According to Fujimura, “Culture care is an act of generosity to our neighbors and culture. Culture care is to see our world not as a battle zone in which we’re all vying for limited resources, but to see the world of abundant possibilities and promise.” What Fujimura is talking about is a fundamentally different set of sensibilities and dispositions from what we see embodied in many white evangelical leaders who frequently speak out on culture and politics. The sensibilities and dispositions Fujimura is describing are characterized by a commitment to grace, beauty, and creativity, not antipathy, disdain, and pulsating anger. It’s the difference between an open hand and a mailed fist.

Building on this theme, Mark Labberton, a colleague of Fujimura’s and president of Fuller Theological Seminary, the largest multi-denominational seminary in the world, has spoken about a distinct way for Christians to conceive of their calling, from people who see themselves as living in a Promised Land and “demanding it back” to living a “faithful, exilic life.”

Labberton speaks about what it means to live as people in exile, trying to find the capacity to love in unexpected ways; to see the enemy, the foreigner, the stranger, and the alien and to go toward rather than away from them. He asks what a life of faithfulness looks like while living in a world of fear.
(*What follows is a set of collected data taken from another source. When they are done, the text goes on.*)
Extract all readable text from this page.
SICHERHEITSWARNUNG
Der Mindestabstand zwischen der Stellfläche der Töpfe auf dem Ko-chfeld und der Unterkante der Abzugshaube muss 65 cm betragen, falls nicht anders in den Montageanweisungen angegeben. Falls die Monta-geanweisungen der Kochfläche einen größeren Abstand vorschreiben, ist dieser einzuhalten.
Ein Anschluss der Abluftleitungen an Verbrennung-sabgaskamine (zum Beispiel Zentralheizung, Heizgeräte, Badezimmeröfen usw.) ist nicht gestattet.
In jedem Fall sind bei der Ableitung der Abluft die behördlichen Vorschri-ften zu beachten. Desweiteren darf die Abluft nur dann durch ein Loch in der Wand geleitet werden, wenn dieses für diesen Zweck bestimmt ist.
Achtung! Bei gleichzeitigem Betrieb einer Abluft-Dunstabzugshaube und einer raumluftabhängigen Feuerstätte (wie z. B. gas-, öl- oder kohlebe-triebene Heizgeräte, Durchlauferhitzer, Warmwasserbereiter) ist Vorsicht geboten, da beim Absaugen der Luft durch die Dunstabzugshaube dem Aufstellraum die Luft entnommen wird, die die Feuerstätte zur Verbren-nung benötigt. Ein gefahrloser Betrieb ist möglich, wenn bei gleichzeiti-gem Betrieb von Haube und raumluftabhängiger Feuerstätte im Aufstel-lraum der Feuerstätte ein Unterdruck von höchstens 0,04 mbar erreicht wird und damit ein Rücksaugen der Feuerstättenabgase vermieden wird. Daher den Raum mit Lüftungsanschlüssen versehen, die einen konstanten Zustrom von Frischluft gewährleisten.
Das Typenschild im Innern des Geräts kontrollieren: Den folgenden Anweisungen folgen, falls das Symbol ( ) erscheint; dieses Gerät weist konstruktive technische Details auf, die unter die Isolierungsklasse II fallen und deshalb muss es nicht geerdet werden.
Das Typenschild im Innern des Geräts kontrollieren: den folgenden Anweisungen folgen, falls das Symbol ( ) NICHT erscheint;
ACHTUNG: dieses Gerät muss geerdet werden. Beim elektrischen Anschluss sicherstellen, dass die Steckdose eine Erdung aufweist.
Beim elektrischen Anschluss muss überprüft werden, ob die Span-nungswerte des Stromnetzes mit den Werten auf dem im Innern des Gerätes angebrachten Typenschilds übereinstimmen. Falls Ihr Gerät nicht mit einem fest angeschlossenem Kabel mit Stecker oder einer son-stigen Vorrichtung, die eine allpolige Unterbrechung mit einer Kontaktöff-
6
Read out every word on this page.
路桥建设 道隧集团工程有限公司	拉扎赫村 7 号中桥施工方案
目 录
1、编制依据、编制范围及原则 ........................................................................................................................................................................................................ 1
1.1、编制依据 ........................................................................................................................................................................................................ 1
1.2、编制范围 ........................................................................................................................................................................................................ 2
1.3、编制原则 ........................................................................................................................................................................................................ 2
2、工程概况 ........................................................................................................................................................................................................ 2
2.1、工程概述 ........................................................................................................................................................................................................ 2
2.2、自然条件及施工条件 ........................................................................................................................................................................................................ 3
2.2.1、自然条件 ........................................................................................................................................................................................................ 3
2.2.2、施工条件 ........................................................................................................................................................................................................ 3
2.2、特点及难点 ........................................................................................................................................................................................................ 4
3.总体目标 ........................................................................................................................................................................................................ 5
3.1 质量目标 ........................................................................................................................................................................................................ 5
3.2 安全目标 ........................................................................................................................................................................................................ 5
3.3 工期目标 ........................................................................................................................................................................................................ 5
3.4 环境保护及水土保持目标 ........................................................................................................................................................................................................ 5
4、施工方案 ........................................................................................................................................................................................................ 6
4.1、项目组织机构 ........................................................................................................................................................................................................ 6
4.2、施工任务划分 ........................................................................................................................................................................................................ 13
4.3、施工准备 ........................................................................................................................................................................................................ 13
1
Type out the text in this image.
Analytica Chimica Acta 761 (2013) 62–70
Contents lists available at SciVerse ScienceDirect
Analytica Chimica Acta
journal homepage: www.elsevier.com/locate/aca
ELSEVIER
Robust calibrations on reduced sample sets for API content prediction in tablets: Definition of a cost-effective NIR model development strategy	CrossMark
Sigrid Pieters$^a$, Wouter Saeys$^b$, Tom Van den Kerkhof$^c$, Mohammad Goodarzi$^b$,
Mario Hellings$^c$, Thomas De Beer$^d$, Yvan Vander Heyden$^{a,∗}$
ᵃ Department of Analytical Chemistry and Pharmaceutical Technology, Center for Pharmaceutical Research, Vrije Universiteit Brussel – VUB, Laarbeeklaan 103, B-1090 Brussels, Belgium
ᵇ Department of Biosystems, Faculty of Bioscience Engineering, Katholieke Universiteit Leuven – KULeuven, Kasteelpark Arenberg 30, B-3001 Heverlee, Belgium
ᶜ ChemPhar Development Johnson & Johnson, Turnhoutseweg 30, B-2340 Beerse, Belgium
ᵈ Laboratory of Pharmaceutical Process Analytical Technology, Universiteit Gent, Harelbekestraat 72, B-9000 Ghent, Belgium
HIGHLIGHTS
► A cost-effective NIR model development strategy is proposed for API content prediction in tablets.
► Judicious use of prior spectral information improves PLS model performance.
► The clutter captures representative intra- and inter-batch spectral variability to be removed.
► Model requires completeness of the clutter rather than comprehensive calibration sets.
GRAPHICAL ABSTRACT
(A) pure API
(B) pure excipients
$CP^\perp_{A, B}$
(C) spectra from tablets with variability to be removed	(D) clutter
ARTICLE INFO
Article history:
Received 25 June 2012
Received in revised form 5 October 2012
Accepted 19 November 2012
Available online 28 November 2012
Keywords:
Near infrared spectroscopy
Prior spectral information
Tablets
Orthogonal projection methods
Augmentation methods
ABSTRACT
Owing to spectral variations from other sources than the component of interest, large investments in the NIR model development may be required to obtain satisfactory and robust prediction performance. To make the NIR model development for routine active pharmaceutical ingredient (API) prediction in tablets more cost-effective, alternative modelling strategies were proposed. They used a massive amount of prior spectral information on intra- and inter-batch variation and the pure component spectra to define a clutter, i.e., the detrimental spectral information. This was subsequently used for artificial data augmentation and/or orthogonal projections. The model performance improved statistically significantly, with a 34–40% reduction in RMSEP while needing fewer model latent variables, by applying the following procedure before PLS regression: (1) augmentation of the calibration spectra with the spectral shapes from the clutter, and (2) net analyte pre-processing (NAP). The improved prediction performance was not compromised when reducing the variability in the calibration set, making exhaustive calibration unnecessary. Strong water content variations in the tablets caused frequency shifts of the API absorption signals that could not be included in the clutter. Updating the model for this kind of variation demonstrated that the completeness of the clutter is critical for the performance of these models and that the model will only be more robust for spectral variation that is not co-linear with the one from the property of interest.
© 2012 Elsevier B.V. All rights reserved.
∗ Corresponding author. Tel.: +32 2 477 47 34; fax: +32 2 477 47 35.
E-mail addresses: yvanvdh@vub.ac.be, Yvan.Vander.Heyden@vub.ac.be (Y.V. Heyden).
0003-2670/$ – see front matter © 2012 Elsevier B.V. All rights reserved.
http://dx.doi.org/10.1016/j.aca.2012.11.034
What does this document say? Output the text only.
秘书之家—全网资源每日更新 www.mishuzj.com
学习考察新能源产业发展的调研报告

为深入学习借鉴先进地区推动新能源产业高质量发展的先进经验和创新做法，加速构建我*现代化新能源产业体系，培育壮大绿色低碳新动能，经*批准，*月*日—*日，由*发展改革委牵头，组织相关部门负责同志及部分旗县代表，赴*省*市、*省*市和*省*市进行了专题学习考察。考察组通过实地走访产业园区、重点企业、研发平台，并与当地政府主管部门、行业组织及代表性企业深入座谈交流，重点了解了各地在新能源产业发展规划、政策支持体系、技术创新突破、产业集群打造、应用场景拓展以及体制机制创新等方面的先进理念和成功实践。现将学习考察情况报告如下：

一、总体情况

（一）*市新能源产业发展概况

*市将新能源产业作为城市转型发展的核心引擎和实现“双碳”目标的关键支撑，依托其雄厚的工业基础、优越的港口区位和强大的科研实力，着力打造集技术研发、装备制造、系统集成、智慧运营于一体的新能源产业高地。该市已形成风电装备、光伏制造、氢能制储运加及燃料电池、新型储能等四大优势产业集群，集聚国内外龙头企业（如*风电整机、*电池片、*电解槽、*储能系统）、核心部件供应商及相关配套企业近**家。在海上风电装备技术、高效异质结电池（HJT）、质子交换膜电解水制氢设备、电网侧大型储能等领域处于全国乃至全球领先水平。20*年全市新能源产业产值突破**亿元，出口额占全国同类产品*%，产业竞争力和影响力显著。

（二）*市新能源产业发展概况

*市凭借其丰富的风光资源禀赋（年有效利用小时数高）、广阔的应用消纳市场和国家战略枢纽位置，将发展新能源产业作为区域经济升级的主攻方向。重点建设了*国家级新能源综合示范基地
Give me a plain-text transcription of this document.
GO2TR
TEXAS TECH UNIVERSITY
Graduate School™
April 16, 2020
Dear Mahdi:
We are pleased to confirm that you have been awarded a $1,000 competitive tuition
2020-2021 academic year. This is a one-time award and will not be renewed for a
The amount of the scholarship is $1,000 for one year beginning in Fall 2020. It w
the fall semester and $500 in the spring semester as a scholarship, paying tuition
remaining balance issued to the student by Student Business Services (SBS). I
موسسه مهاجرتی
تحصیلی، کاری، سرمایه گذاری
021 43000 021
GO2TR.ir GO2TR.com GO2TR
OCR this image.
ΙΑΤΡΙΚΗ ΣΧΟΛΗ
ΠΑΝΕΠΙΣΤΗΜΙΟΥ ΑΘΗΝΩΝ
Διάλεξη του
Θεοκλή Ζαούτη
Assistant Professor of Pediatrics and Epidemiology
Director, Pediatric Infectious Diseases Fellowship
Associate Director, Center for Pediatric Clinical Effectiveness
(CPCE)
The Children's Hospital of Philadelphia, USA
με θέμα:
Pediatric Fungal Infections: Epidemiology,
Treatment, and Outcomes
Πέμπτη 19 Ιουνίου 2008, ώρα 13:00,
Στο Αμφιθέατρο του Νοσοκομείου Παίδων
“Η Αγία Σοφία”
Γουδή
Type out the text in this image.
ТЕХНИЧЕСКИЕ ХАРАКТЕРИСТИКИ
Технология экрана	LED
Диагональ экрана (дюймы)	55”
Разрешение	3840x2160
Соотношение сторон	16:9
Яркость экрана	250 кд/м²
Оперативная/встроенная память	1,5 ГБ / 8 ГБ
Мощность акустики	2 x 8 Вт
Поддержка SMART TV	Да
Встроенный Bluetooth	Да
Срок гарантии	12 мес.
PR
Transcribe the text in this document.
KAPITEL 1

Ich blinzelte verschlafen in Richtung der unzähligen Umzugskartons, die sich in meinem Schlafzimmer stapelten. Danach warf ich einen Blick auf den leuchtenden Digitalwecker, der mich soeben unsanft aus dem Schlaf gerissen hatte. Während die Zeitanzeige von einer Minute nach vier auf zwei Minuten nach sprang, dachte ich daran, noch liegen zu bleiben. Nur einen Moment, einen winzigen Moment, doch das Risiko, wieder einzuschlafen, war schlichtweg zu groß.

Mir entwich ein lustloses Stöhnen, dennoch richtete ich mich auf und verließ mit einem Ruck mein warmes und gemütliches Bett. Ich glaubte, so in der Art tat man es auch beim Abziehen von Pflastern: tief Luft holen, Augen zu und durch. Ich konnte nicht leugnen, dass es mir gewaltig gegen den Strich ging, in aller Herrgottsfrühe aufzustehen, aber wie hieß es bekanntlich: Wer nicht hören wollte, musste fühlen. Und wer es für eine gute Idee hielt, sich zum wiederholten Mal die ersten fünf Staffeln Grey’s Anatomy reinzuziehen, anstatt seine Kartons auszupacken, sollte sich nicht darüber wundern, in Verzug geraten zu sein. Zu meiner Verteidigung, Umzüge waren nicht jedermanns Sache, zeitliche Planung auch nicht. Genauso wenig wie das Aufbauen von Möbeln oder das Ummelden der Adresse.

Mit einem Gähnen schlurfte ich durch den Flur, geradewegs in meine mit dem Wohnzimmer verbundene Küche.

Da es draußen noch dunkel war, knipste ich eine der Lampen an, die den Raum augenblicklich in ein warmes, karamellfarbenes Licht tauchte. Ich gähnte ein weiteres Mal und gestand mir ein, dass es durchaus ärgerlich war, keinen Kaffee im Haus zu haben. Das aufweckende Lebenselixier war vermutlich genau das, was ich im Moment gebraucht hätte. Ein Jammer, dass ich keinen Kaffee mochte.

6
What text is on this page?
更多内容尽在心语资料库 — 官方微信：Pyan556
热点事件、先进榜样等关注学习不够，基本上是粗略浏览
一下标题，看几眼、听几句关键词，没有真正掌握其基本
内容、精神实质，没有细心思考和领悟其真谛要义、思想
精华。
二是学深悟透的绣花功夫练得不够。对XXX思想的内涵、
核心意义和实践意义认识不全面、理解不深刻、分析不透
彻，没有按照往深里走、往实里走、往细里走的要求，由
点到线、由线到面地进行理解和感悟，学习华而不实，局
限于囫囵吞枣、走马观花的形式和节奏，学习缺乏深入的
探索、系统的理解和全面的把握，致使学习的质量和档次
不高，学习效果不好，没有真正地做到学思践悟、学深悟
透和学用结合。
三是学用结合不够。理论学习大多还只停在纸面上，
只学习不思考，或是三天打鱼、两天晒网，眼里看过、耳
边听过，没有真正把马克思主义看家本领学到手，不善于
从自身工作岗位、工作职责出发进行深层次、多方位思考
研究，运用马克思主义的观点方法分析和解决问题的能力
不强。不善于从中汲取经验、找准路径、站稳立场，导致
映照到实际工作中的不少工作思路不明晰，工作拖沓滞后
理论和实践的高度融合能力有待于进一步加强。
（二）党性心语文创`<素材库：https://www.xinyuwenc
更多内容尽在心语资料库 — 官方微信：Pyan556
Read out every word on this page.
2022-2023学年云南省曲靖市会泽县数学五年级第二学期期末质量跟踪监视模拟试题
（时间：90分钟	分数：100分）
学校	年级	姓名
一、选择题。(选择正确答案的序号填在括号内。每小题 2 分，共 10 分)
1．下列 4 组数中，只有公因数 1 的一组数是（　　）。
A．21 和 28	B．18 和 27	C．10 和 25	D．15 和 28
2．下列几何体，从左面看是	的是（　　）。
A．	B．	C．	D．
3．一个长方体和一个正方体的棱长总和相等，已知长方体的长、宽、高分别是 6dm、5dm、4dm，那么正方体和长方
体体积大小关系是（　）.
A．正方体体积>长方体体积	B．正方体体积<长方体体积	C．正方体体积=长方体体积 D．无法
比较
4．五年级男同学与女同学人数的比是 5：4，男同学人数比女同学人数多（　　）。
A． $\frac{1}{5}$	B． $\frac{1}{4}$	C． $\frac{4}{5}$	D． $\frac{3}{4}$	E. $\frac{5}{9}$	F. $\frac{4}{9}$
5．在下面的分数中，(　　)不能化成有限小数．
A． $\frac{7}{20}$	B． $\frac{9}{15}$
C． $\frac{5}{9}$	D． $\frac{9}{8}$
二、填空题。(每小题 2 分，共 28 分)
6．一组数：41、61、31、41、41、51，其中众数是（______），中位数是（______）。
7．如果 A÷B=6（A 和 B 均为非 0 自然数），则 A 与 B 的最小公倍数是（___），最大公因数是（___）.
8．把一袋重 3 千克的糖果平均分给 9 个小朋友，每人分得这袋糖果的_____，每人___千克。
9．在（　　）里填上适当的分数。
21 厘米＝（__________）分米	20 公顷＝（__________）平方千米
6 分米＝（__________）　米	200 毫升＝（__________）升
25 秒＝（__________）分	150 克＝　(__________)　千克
He adds, “The church is in one of its deepest moments of crisis—not because of some election result or not, but because of what has been exposed to be the poverty of the American church in its capacity to be able to see and love and serve and engage in ways in which we simply fail to do. And that vocation is the vocation that must be recovered and must be made real in tangible action.”

There are countless examples of how such tangible action can be manifest. But as a starting point, evangelical Christians should acknowledge the profound damage that’s being done to their movement by its braided political relationship—its love affair, to bring us back to the words of Ralph Reed—with a president who is an ethical and moral wreck. Until that is undone—until followers of Jesus are once again willing to speak truth to power rather than act like court pastors—the crisis in American Christianity will only deepen, its public testimony only dim, its effort to be a healing agent in a broken world only weaken.

At this point, I can’t help but wonder if that really matters to many of Donald Trump’s besotted evangelical supporters.